Project Example: UF Early Childhood Collaboratory at Baby Gator

The UF Early Childhood Collaboratory at Baby Gator required close coordination and schedule discipline to complete a childcare facility renovation in time for the fall semester. That type of project depends on clear communication, organized information, and steady alignment among the owner, design team, consultants, and construction partners.

For continuing services work, speed alone is not enough. The work has to move quickly while still supporting good decisions.

UF Early Childhood Collaboratory at Baby Gator

UF Early Childhood Collaboratory at Baby Gator

Walker’s Continuing Services Experience

Walker Architects has served many long-term continuing services and IDIQ clients across education, government, healthcare, and private-sector markets.

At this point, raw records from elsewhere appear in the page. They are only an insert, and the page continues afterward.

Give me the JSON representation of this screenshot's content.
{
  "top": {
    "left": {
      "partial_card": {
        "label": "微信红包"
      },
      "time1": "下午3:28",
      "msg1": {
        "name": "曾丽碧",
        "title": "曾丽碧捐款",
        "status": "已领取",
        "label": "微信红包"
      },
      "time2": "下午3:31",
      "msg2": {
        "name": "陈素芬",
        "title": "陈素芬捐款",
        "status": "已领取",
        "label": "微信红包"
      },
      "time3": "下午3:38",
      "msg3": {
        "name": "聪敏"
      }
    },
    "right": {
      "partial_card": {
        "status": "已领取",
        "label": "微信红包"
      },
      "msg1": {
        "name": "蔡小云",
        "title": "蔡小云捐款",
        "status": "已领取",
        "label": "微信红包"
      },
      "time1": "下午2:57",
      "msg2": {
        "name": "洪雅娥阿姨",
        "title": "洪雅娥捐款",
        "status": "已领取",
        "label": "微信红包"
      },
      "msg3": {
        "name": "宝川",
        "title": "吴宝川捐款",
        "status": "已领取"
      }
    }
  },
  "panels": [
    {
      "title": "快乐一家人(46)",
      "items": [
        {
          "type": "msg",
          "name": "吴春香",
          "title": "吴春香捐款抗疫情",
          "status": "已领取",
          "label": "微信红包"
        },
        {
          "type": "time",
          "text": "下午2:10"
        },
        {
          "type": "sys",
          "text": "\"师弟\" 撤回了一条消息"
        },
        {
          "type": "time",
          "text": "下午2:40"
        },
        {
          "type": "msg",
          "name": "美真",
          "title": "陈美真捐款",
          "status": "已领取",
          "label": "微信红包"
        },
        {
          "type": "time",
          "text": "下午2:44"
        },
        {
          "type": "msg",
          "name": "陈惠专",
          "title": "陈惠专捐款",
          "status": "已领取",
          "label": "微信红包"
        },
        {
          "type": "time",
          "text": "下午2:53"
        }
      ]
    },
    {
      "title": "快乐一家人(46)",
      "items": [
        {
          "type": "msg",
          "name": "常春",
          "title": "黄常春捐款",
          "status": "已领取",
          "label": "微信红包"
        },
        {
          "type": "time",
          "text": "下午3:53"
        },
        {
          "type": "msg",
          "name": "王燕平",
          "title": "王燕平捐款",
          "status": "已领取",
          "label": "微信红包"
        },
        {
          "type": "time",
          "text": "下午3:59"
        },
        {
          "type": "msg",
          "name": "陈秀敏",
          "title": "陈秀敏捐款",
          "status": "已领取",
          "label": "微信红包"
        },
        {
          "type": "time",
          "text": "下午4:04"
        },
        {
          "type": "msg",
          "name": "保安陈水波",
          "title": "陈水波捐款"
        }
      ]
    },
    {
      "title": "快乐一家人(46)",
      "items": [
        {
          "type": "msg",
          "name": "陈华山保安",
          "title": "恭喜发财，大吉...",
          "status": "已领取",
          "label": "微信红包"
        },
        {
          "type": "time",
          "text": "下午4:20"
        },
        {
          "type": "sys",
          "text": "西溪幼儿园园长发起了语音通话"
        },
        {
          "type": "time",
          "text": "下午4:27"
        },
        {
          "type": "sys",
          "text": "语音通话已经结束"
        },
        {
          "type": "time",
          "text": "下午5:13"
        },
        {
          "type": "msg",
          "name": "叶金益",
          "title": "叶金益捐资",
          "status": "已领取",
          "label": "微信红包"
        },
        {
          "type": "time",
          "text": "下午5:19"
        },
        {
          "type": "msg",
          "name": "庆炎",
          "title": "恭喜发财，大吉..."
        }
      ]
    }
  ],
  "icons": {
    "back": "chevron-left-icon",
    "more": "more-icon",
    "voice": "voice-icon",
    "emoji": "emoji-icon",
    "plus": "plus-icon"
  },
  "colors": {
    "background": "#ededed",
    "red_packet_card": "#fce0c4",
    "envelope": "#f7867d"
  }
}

These relationships include the University of Florida, Santa Fe College, the University of Central Florida, Georgia Tech, Kennesaw State University, Georgia State University, Alachua County, the City of Gainesville, Marion County, the City of Williston, the City of Alachua, the National Park Service, the Florida Department of Management Services, Levy County, Johnson & Johnson Services, UF Health Shands Teaching Hospital and Clinics, and others.

This experience has reinforced a simple idea: continuing services projects are often where trust is built. When a design partner responds well on small and mid-sized projects, the owner gains confidence that the team understands their priorities, their people, and their way of working.